The way to encourage people to use the Unitary Patent would be to make the renewal fees for UPs low. But that is not what it seems will happen.

There should also be a fee paid to the EPO to register the unitary effect, and a translation will also be needed. That fee has not apparently yet been published, but one imagines it will be small compared with the Rule 71(3) fee anyway.

Darren

JPZZ said...

The fees seem entirely reasonable. A strong incentive for lapse seems wise for old patents that do not make a profit. Patents are, to some extent, a burden on other companies (costs of freedom to operate analysis, especially for old technologies). If you can not make a few thousand euro in profit in year 15-20 in the 25 Member States (hence, if the renewal fee becomes an obstacle), you can question whether the burden by the patent on other companies is justifiable.

JB said...

A UP is not attractive to small companies that are only interested in 1 or 2 countries. A UP is not relevant for huge companies for who high legal costs are a weapon to use against their smaller competitors (although the additional complexity might help them).
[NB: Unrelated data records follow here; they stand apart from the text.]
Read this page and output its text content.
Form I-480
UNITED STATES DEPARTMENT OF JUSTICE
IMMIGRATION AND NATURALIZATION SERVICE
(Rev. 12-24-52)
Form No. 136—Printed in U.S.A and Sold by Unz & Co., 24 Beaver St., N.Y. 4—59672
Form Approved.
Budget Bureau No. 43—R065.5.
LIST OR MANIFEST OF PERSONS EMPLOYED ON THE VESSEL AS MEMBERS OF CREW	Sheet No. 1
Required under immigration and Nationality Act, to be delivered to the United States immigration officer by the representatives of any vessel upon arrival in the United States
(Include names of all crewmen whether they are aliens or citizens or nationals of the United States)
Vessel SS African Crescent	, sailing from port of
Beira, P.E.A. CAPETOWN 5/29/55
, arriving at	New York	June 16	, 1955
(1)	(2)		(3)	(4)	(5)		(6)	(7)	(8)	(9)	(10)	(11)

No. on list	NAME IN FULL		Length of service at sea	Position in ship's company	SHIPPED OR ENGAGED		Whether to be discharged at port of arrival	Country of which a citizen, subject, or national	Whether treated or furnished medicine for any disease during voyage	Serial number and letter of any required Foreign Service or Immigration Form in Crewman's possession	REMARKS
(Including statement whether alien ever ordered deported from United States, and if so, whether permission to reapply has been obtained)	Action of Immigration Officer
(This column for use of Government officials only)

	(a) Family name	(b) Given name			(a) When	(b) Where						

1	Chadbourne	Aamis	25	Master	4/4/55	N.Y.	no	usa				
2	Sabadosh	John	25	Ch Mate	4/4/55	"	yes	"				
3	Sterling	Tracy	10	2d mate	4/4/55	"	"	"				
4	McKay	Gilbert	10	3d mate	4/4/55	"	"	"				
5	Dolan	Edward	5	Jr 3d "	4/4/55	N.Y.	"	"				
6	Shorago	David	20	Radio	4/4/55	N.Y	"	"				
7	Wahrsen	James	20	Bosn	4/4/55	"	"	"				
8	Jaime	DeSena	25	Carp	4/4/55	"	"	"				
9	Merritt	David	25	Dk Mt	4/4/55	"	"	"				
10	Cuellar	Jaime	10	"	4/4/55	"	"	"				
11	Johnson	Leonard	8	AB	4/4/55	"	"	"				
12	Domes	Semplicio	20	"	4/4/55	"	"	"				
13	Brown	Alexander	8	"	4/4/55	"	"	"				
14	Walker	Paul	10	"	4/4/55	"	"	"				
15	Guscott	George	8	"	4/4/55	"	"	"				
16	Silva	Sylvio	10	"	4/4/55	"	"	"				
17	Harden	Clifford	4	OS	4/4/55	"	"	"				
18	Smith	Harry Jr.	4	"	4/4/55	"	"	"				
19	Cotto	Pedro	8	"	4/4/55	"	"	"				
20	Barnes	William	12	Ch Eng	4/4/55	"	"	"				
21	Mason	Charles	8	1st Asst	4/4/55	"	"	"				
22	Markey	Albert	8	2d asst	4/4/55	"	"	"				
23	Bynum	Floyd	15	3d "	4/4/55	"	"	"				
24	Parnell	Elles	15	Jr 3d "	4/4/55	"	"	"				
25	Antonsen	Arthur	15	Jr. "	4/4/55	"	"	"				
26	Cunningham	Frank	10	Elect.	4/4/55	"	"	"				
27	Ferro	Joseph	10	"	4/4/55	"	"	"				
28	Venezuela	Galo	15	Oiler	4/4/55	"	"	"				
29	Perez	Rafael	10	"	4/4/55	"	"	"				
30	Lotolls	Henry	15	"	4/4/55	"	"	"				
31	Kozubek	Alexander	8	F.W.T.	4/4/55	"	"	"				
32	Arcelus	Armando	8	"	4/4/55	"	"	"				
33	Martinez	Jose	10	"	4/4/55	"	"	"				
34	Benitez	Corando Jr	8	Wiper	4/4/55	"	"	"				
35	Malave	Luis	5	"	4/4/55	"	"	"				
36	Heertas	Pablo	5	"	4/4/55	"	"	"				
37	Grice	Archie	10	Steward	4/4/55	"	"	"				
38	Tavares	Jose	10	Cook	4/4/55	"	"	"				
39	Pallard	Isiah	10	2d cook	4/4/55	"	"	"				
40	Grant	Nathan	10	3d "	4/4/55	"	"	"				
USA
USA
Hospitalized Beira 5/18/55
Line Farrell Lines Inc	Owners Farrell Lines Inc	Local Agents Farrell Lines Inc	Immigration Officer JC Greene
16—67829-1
A UP is interesting for companies that nowadays carefully select 1-6 countries depending on the importance of the patent. Such companies will often designate FR, DE and UK or something similar. For such companies a little bit extra fee for reduced complexity (1 patent) and broader coverage (all of Europe) might be a good trade. To me, TOP 4 seems reasonable, TOP 5 a little too much.
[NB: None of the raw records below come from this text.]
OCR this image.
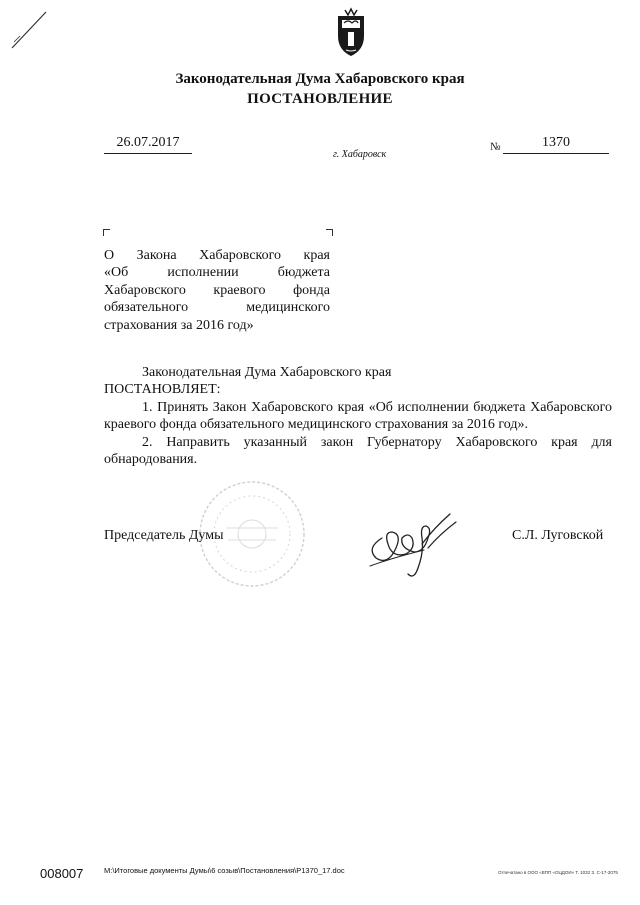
Законодательная Дума Хабаровского края
ПОСТАНОВЛЕНИЕ
26.07.2017
г. Хабаровск
№	1370
О Закона Хабаровского края
«Об исполнении бюджета
Хабаровского краевого фонда
обязательного медицинского
страхования за 2016 год»

Законодательная Дума Хабаровского края

ПОСТАНОВЛЯЕТ:

1. Принять Закон Хабаровского края «Об исполнении бюджета Хабаровского краевого фонда обязательного медицинского страхования за 2016 год».

2. Направить указанный закон Губернатору Хабаровского края для обнародования.

Председатель Думы	С.Л. Луговской
008007	M:\Итоговые документы Думы\6 созыв\Постановления\P1370_17.doc	Отпечатано в ООО «ВПП «ОЦДОИ» Т. 1032 З. С-17-2075
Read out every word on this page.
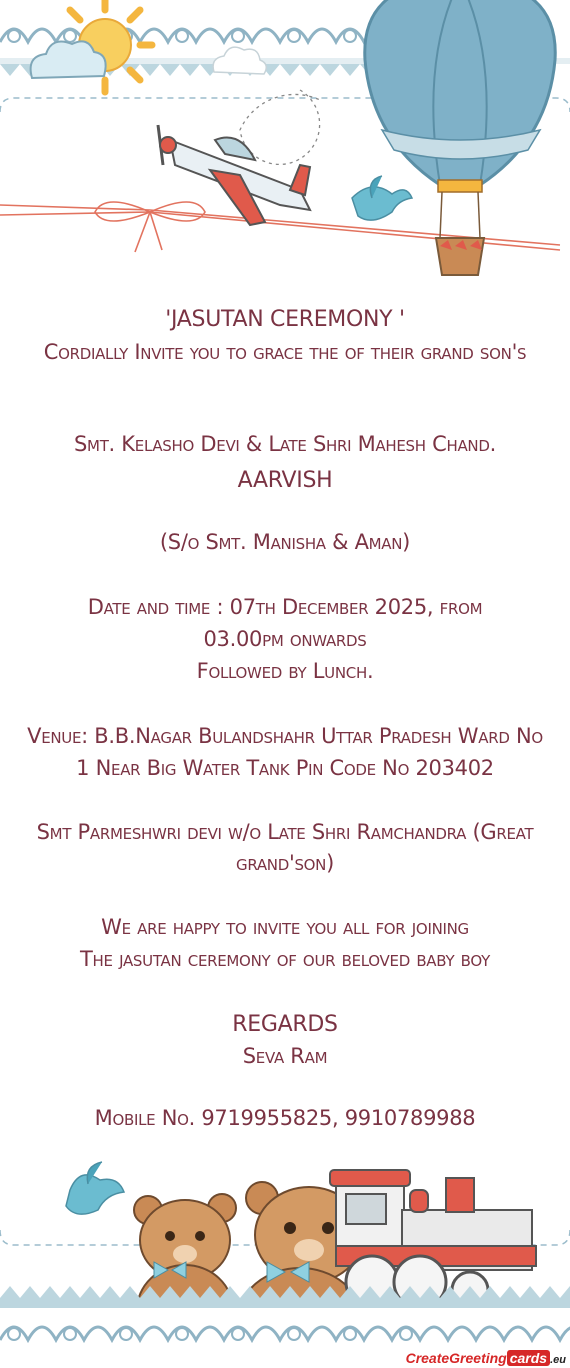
'JASUTAN CEREMONY '
Cordially Invite you to grace the of their grand son's
Smt. Kelasho Devi & Late Shri Mahesh Chand.
AARVISH
(S/o Smt. Manisha & Aman)
Date and time : 07th December 2025, from
03.00pm onwards
Followed by Lunch.
Venue: B.B.Nagar Bulandshahr Uttar Pradesh Ward No
1 Near Big Water Tank Pin Code No 203402
Smt Parmeshwri devi w/o Late Shri Ramchandra (Great
grand'son)
We are happy to invite you all for joining
The jasutan ceremony of our beloved baby boy
REGARDS
Seva Ram
Mobile No. 9719955825, 9910789988
CreateGreeting cards .eu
Won't there also be some LOR fee reductions, like already available in DE and UK? I can remember having read something like that before.
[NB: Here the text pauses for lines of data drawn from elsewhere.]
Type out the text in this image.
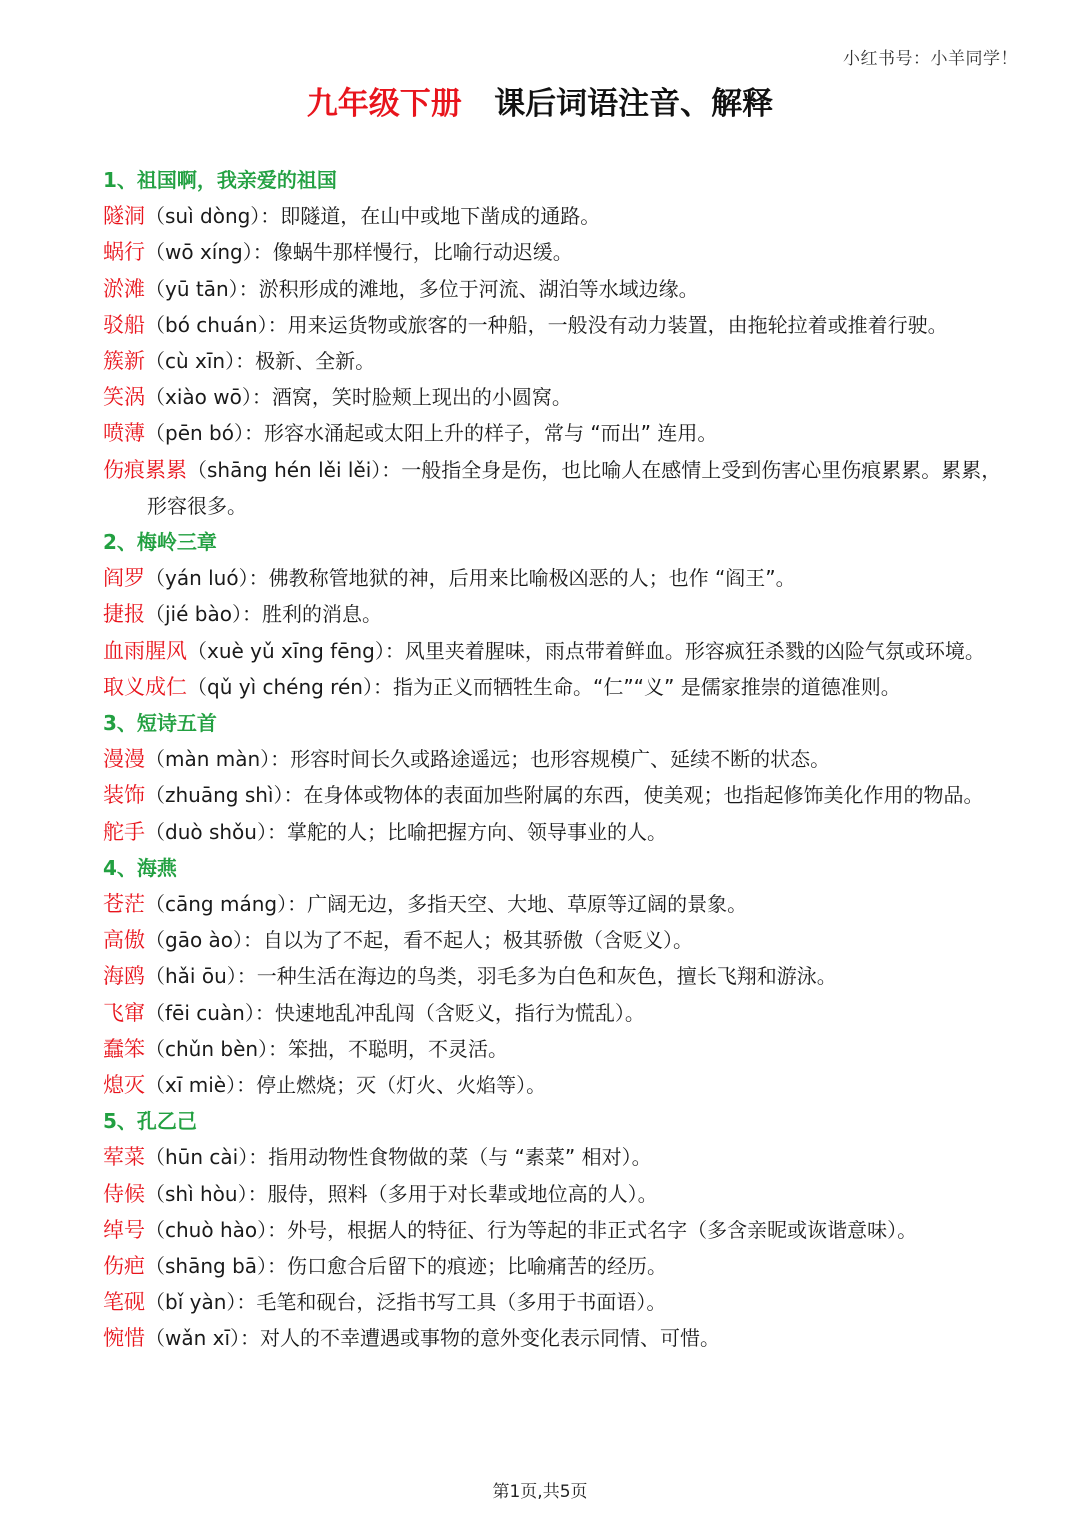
小红书号：小羊同学！
九年级下册 课后词语注音、解释
1、祖国啊，我亲爱的祖国
隧洞（suì dòng）：即隧道，在山中或地下凿成的通路。
蜗行（wō xíng）：像蜗牛那样慢行，比喻行动迟缓。
淤滩（yū tān）：淤积形成的滩地，多位于河流、湖泊等水域边缘。
驳船（bó chuán）：用来运货物或旅客的一种船，一般没有动力装置，由拖轮拉着或推着行驶。
簇新（cù xīn）：极新、全新。
笑涡（xiào wō）：酒窝，笑时脸颊上现出的小圆窝。
喷薄（pēn bó）：形容水涌起或太阳上升的样子，常与 “而出” 连用。
伤痕累累（shāng hén lěi lěi）：一般指全身是伤，也比喻人在感情上受到伤害心里伤痕累累。累累，形容很多。
2、梅岭三章
阎罗（yán luó）：佛教称管地狱的神，后用来比喻极凶恶的人；也作 “阎王”。
捷报（jié bào）：胜利的消息。
血雨腥风（xuè yǔ xīng fēng）：风里夹着腥味，雨点带着鲜血。形容疯狂杀戮的凶险气氛或环境。
取义成仁（qǔ yì chéng rén）：指为正义而牺牲生命。“仁”“义” 是儒家推崇的道德准则。
3、短诗五首
漫漫（màn màn）：形容时间长久或路途遥远；也形容规模广、延续不断的状态。
装饰（zhuāng shì）：在身体或物体的表面加些附属的东西，使美观；也指起修饰美化作用的物品。
舵手（duò shǒu）：掌舵的人；比喻把握方向、领导事业的人。
4、海燕
苍茫（cāng máng）：广阔无边，多指天空、大地、草原等辽阔的景象。
高傲（gāo ào）：自以为了不起，看不起人；极其骄傲（含贬义）。
海鸥（hǎi ōu）：一种生活在海边的鸟类，羽毛多为白色和灰色，擅长飞翔和游泳。
飞窜（fēi cuàn）：快速地乱冲乱闯（含贬义，指行为慌乱）。
蠢笨（chǔn bèn）：笨拙，不聪明，不灵活。
熄灭（xī miè）：停止燃烧；灭（灯火、火焰等）。
5、孔乙己
荤菜（hūn cài）：指用动物性食物做的菜（与 “素菜” 相对）。
侍候（shì hòu）：服侍，照料（多用于对长辈或地位高的人）。
绰号（chuò hào）：外号，根据人的特征、行为等起的非正式名字（多含亲昵或诙谐意味）。
伤疤（shāng bā）：伤口愈合后留下的痕迹；比喻痛苦的经历。
笔砚（bǐ yàn）：毛笔和砚台，泛指书写工具（多用于书面语）。
惋惜（wǎn xī）：对人的不幸遭遇或事物的意外变化表示同情、可惜。
第1页,共5页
+ If we really want a cheaper system, we should get rid of the classic EP patent and all the national patent( office)s. In a UPC-only system, fees can be much lower and patent attorneys can not charge huge fees for inventing complex filing and litigation strategies.

Helen Jones said...

I think I'm right in saying there's no fee for electing a UP (EPUE) at grant. The cost of the translation required in the transitional period, which is no more than fodder for the google translating machine, is the main additional cost.
I am relieved that both options are at the level indicated not higher. The TOP5 option is not worth the admin, but that's presumably intentional

Anonymous said...

Well, 50% of the renewal fees of the UP will still go to the National Patent Offices in what will effectively be a tax on invention. 19000 EUR per patent to subsidise the national route - or grandiose overpriced buildings such as the new INPI in Paris. Good luck competing with that.

Garfield

Anonymous said...

I prefer a comparison with other markets according to the number of inhabitants:

Take the US market with 320 million inhabitants vs. the European market with 500 million inhabitants: US annuity fees sum up to 12.600 US$ (for large entities) for the total lifetime of a US patent. According to the ratio of inhabitants this would result into 20.000 US$ for a market of 500 million.

Hence:
If Europe shall stay compatible internationally, the fees should not sum up to more than 20.000,- EUR

Meldrew said...

The proposals appear to reflect fear rather than rational analysis and if adopted could be extremely damaging as discussed in my blog.

Anonymous said...

Anonymous @15:36,

I fail to see the validity of your rather forced comparison to a per capita stance.

You do know that each sovereign maintains the right to set its laws as it sees fit, right?